Orlando PD's cold case unit marks major milestone

The Orlando Police Department’s Cold Case Unit is celebrating a major milestone, solving their first two cold case murders. The unit was started in March 2021. 

 "The early part of a cold case unit entails organizing hundreds of boxes that contain case files in each box," Lt. Frank Chisari said.  "So the first thing you do you sit down with these boxes. You go through them organize them and start looking at the cases you think you can start to chip away at with new technology or new leads that we may have come up through with other cases that are similar to other cases we’re working on in the cold case unit."

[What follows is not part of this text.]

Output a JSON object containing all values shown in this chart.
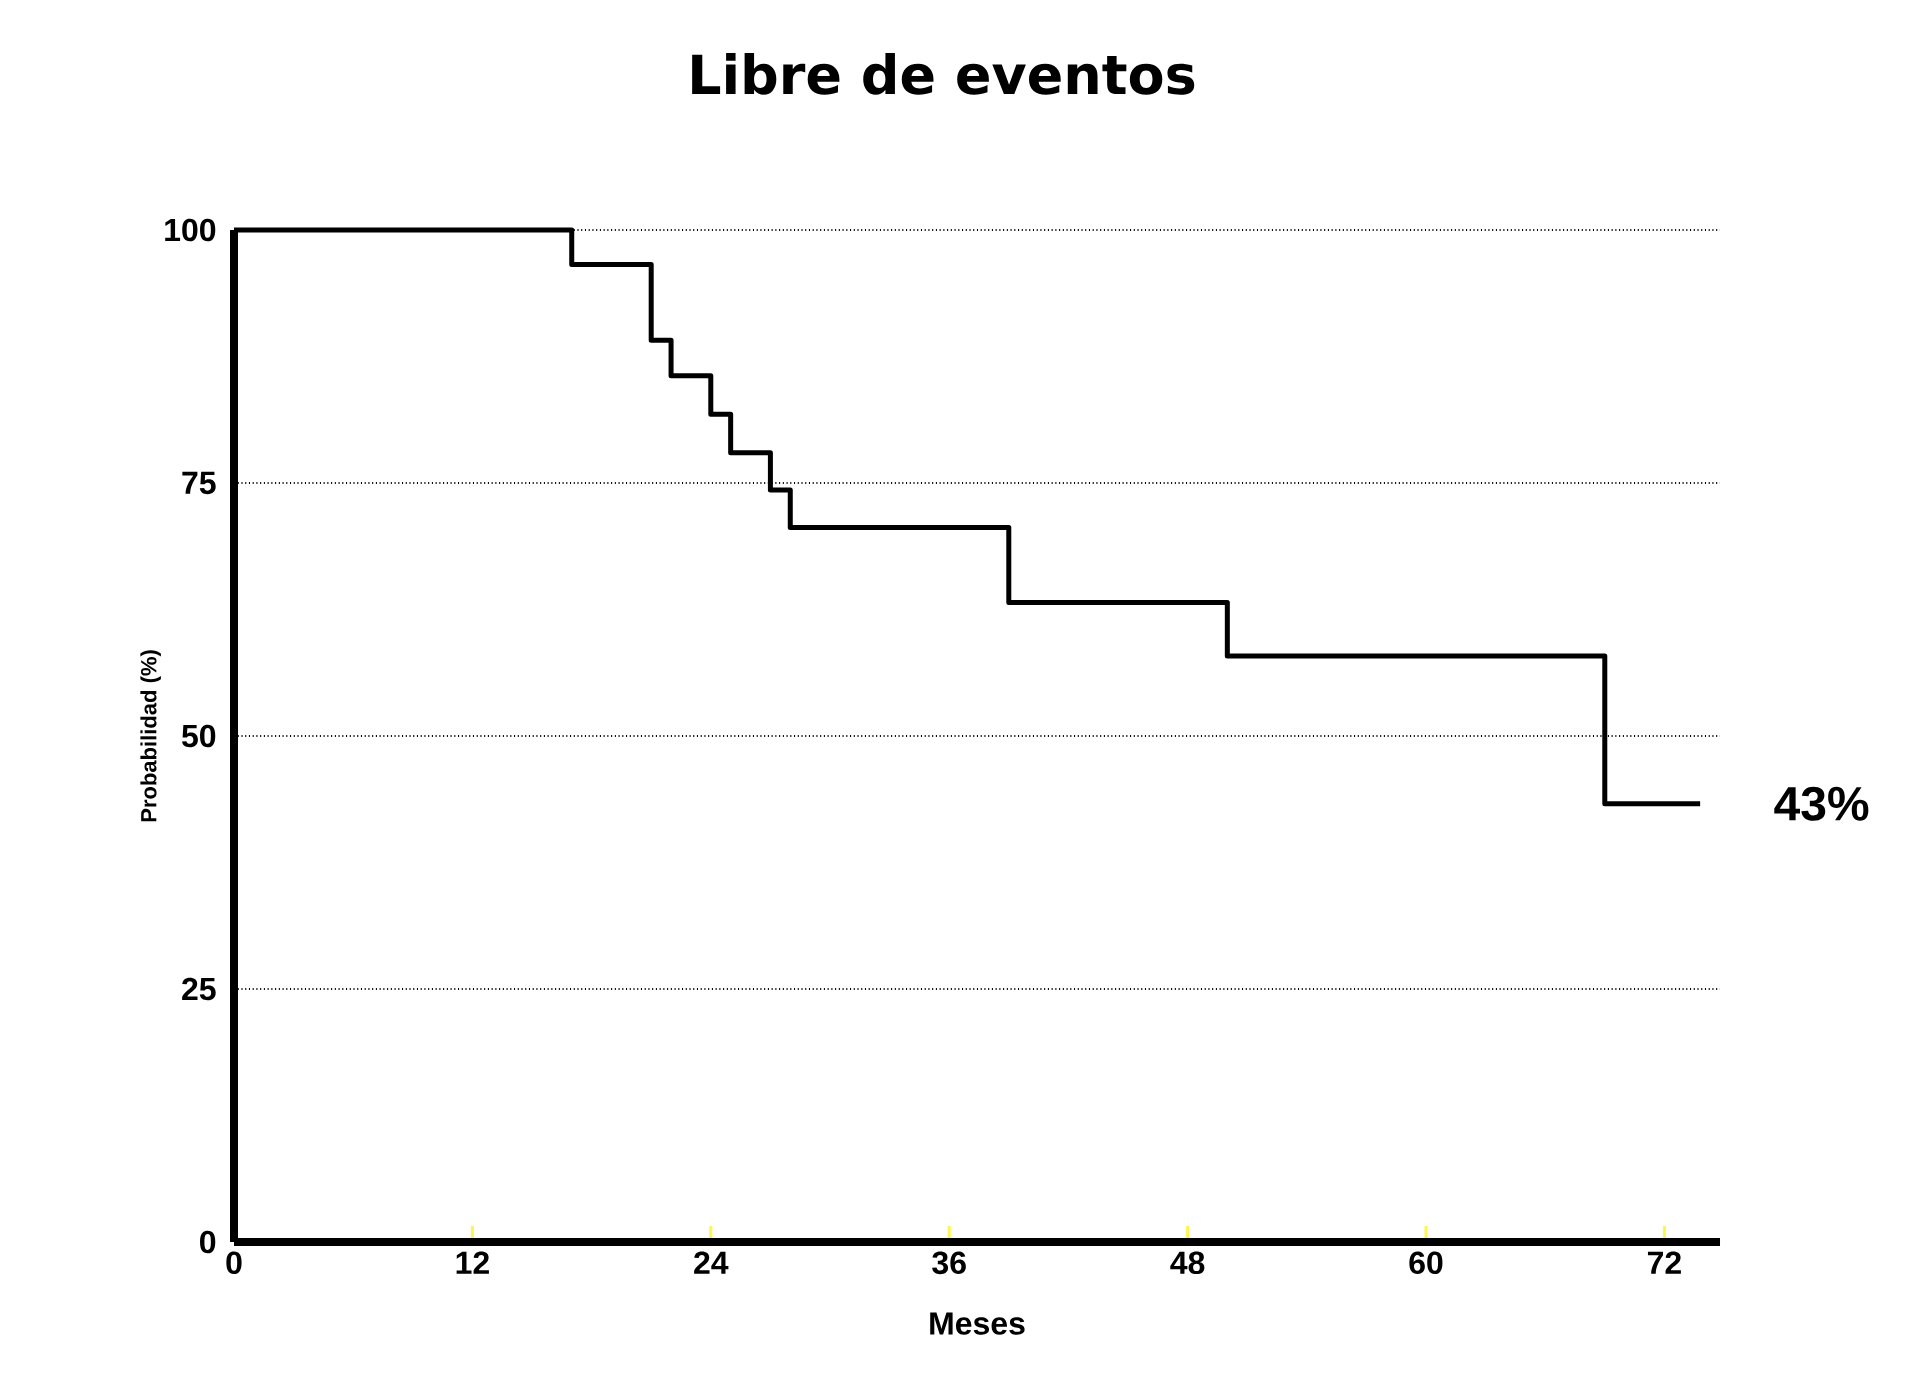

The OPD has more than 250 cold cases. The Cold Case Unit has looked at 38 cases in the last year, while doing so they discovered similar murders that were part of a 1987 violent crime spree that involved 16 brutal armed robberies. 

The suspect was described at the time as a young black male who wore red sneakers. All of his victims were white males, most of them older, many of them homeless, OPD says. 

 Investigators say his M.O.: he’d either attack these men while they were sleeping or sneak up on them from behind while they were walking in downtown Orlando.  All of his victims were beaten over the head with a piece of steel rebar.  

Police say he’d rob his victims of the few dollars they had and their wristwatches. Charlie Hall was convicted of 2 of the armed robberies in 1988 and was listed as a possible suspect in the two murders. 

Investigators say there was lots of DNA and evidence collected by the detectives working the cases in 1987.  "In 2009 there were some partial profiles found. Not enough to match against anyone suspect. Now in 2022, fast-forward, we have that capability. We have that technology," Cold Case Unit Homicide Detective Michael Fields said. 

Detective Fields and his partner and a volunteer spent nearly 100 hours connecting more dots and got a warrant in January to get a buccal swab to collect DNA from Charlie Hall.  When they went to Hall’s home to show him the warrant, and the evidence, they say Hall confessed, and they never even needed to get his DNA. 

 "I said what do you think the percentage of your DNA coming back on the murder weapon? He said 80 percent sure.  I said, what’s the other 20-percent? He said me not wanting to deal with this. He was very remorseful. He cried a number of times," Detective Fields said. 

 Hall is now charged with both murders.  While detectives were unable to track down any family members of the victims, Louie Halloway and Lawrence Stewart, they were able to get a hold of the original detectives who investigated the cases. Lt. Frank Chisari says one of the retired detectives was in tears hearing the news.

 "So I know after speaking to him that this case was hung over his head, he thought about it that he wasn’t able to get justice.  The time and effort, it stayed with him," Lt. Chisari said.   

He has a message for anyone who thinks they’ve gotten away with murder.  "If you’re hiding. If you’re living a normal life, you got this hanging over your head. We’re going to come get you we’re going to investigate these crimes you committed, and we’re going to get you," Lt. Chisari said.